Foremost, “The Artist” is a character study of a tragic hero who must choose to either spiral into dismay while clinging to his pride, or change in order to keep pace with the film industry. The film is not a love story, but rather follows George and Peppy in their very different worlds. As George falls in love with Peppy, her career in the fresh, new “talkies” blossom while George’s crumbles.

George and Peppy’s emotional relationship evolves throughout the film, and the mood of each passing year is displayed so well through both actors’ body language it would be a shame if “The Artist” had spoken dialogue. Every glance at each other, every deep, longing thought of what could be and every look back at better times draws the audience deeper into the characters’ minds.

The well-executed use of the silent film format in “The Artist” is refreshing. The film not only pays tribute to the genre, but uses silence, music and visuals to create an astounding performance in its own right. Although characters’ lines are often transposed in frames of text on black, not every conversation is handled this way.

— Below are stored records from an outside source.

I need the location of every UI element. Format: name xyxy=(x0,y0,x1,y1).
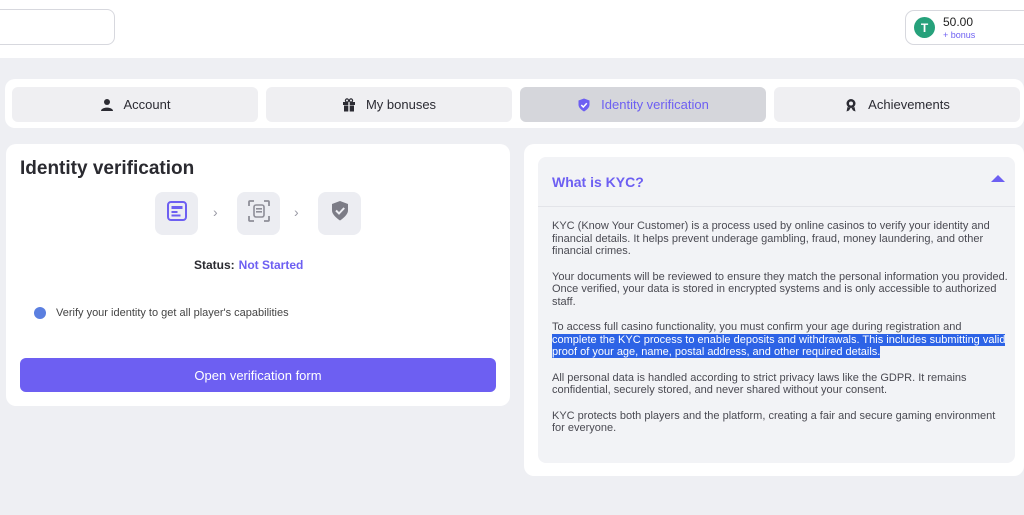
balance-bonus-label: + bonus xyxy=(943,29,976,40)
step-face-scan xyxy=(237,192,280,235)
kyc-paragraph: To access full casino functionality, you… xyxy=(552,321,1008,359)
search-field[interactable] xyxy=(0,9,115,45)
kyc-paragraph-part: To access full casino functionality, you… xyxy=(552,321,962,333)
tab-my-bonuses-label: My bonuses xyxy=(365,97,437,112)
identity-title: Identity verification xyxy=(20,158,195,179)
face-scan-icon xyxy=(247,200,270,227)
chevron-right-icon: › xyxy=(213,204,218,220)
info-dot-icon xyxy=(34,307,46,319)
tab-identity-verification-label: Identity verification xyxy=(601,97,709,112)
kyc-title: What is KYC? xyxy=(552,173,644,190)
verification-status: Status: Not Started xyxy=(194,258,303,272)
id-card-icon xyxy=(166,201,187,226)
open-verification-form-button[interactable]: Open verification form xyxy=(20,358,496,392)
tab-account-label: Account xyxy=(123,97,171,112)
kyc-paragraph: KYC (Know Your Customer) is a process us… xyxy=(552,220,990,257)
status-badge: Not Started xyxy=(238,258,304,272)
chevron-right-icon: › xyxy=(294,204,299,220)
verification-hint: Verify your identity to get all player's… xyxy=(34,307,289,319)
identity-verification-card: Identity verification › › Status: Not Sta… xyxy=(6,144,510,406)
status-label: Status: xyxy=(194,258,235,272)
shield-check-icon xyxy=(330,200,350,227)
medal-icon xyxy=(844,98,858,112)
shield-check-icon xyxy=(577,98,591,112)
hint-text: Verify your identity to get all player's… xyxy=(56,307,289,319)
kyc-paragraph: KYC protects both players and the platfo… xyxy=(552,409,996,435)
step-document xyxy=(155,192,198,235)
gift-icon xyxy=(342,97,356,112)
profile-tabs: Account My bonuses Identity verification… xyxy=(5,79,1024,128)
balance-amount: 50.00 xyxy=(943,14,974,29)
kyc-paragraph: Your documents will be reviewed to ensur… xyxy=(552,270,1008,308)
tether-coin-icon: T xyxy=(914,17,935,38)
kyc-info-card: What is KYC? KYC (Know Your Customer) is… xyxy=(524,144,1024,476)
kyc-selected-text: complete the KYC process to enable depos… xyxy=(552,333,1006,358)
tab-achievements-label: Achievements xyxy=(868,97,950,112)
tab-account[interactable]: Account xyxy=(12,87,258,122)
chevron-up-icon[interactable] xyxy=(991,175,1005,182)
tab-identity-verification[interactable]: Identity verification xyxy=(520,87,766,122)
kyc-accordion: What is KYC? KYC (Know Your Customer) is… xyxy=(538,157,1015,463)
kyc-paragraph: All personal data is handled according t… xyxy=(552,371,967,397)
kyc-accordion-header[interactable]: What is KYC? xyxy=(538,157,1015,207)
user-icon xyxy=(100,98,114,112)
kyc-content: KYC (Know Your Customer) is a process us… xyxy=(552,220,1008,448)
tab-achievements[interactable]: Achievements xyxy=(774,87,1020,122)
tab-my-bonuses[interactable]: My bonuses xyxy=(266,87,512,122)
balance-widget[interactable]: T 50.00 + bonus xyxy=(905,10,1024,45)
step-verified xyxy=(318,192,361,235)
top-bar: T 50.00 + bonus xyxy=(0,0,1024,58)
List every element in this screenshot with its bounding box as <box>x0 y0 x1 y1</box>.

This lack of spoken dialogue is not detrimental, as the meaning of those missing words is clearly portrayed by the acting.

The music’s crescendos and melodies tell the audience exactly where to laugh or cry via classic 1920s and ’30s orchestral pieces. Music also plays an especially important role in keeping the film’s pace, often acting as the sole director during events, like in the film’s opening scene when George entertains an audience to the rhythm of the orchestra. Various conventions of old-time cinematography are implemented, such as the newspaper’s headlines popping off the presses, giving the film an appropriate age. And everything is pulled together with brilliant character interactions staged in an old Los Angeles that feels brand new.

While Dujardin and Bejo may be making their first big debuts in U.S. theaters, fellow well-known actors and actresses’ excellent performances help ease the audience’s worries of “The Artist” being too foreign. John Goodman (“Happy Feet 2″) plays a pushy Hollywood producer insistent on bringing in the new and young. James Cromwell (“Secretariat”), George’s butler and friend, is George’s only support during desperate times. No character, no matter their role, feels left out or unimportant; the ensemble revolves around George’s story, yet every character’s background can easily be assumed and imposed in order to assess their motives and emotional reactions.

The only glaring flaw in “The Artist” is a slight imbalance in every event’s importance and impact. The mood and music of the film play such an important role that the almost-always giddy nature of the entire film, an obvious reference to the upbeat pace of the genre, can feel out of place at times. The film’s darker moments sometimes feel too bright and lose some of their impact in the interest of keeping the film going. However, the emotional impact is still felt in every aspect of the film, from small juxtapositions to the slightest change in expression.

In an era of filmmaking obsessed with keeping the audience’s attention, even a second of silence in a theater can throw off an audience. “The Artist” takes these preconceived notions of modern cinematography and throws them out the window in favor of a format that proves to still be tried and true. George’s journey over six years should capture the hearts of all moviegoers ready for something different. Already scooping up awards left and right, “The Artist” is the must-see film of the season.